The paper tackles the challenge of learning near-optimal policies in episodic latent multi-armed bandits with partial observability, achieving polynomial sample complexity in the number of actions and demonstrating significant practical performance improvements over existing methods.
We consider a multi-armed bandit problem with $M$ latent contexts, where an agent interacts with the environment for an episode of $H$ time steps. Depending on the length of the episode, the learner may not be able to estimate accurately the latent context. The resulting partial observation of the environment makes the learning task significantly more challenging. Without any additional structural assumptions, existing techniques to tackle partially observed settings imply the decision maker can learn a near-optimal policy with $O(A)^H$ episodes, but do not promise more.
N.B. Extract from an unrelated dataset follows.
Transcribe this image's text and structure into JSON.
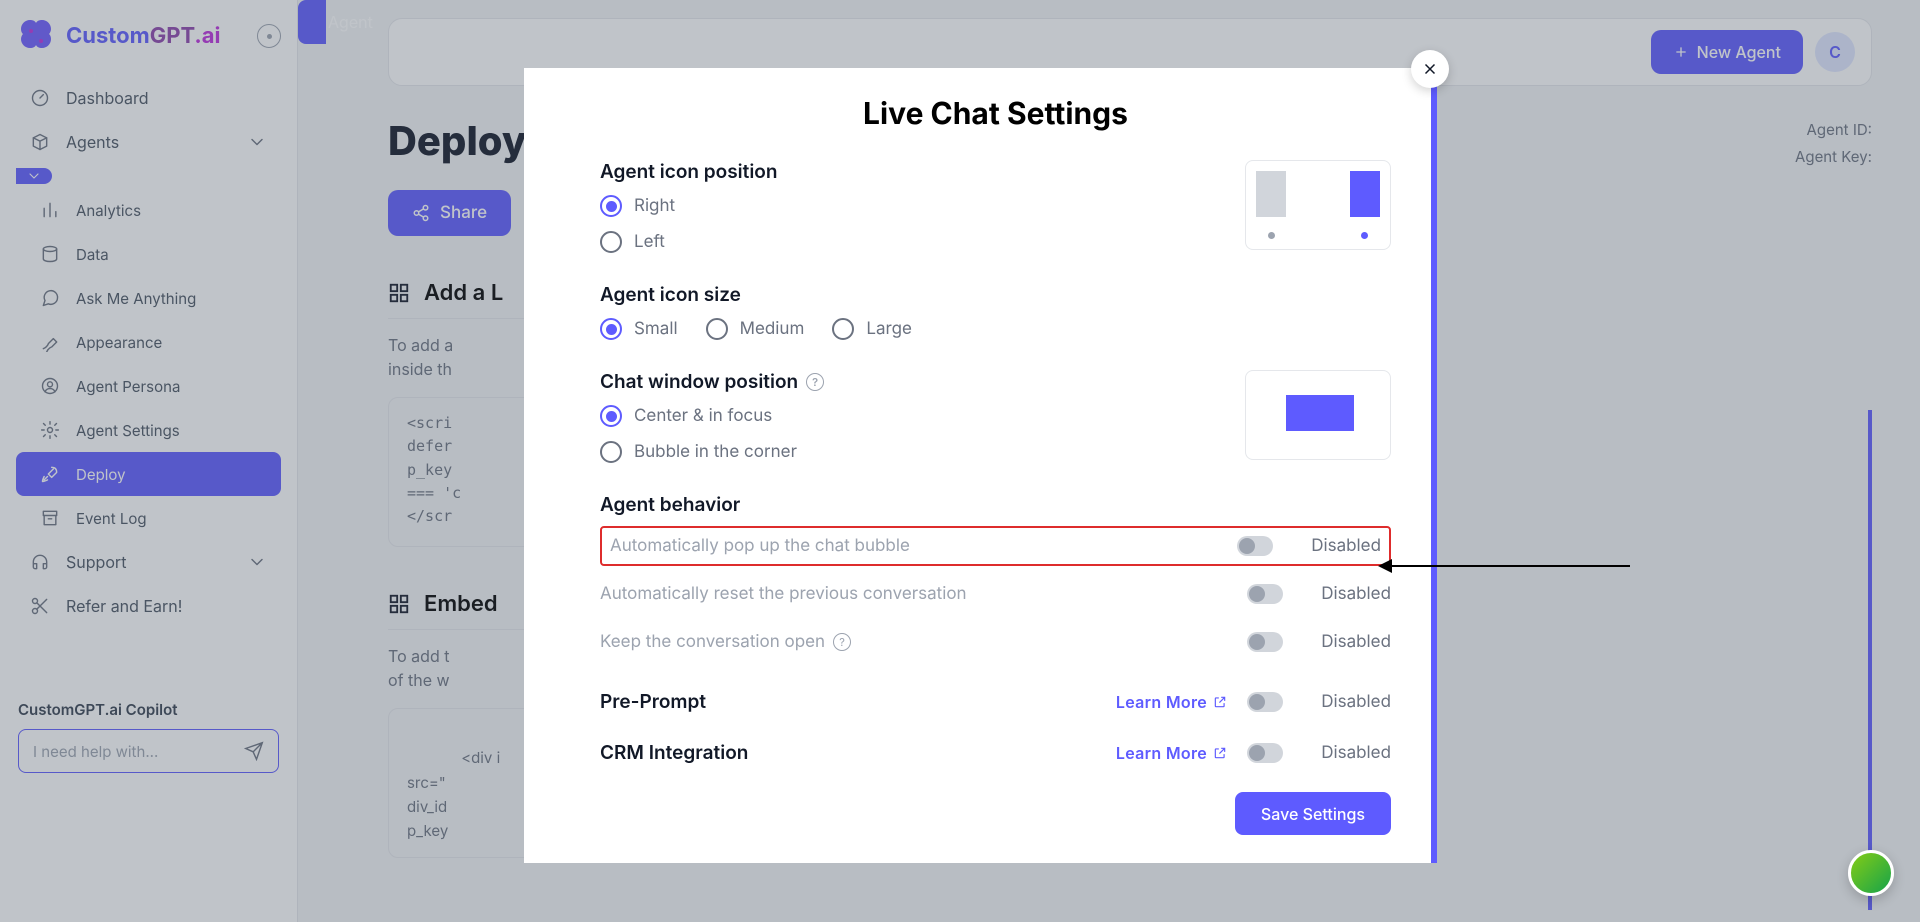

In this work, we show that learning with {\em polynomial} samples in $A$ is possible. We achieve this by using techniques from experiment design. Then, through a method-of-moments approach, we design a procedure that provably learns a near-optimal policy with $O(\texttt{poly}(A) + \texttt{poly}(M,H)^{\min(M,H)})$ interactions. In practice, we show that we can formulate the moment-matching via maximum likelihood estimation. In our experiments, this significantly outperforms the worst-case guarantees, as well as existing practical methods.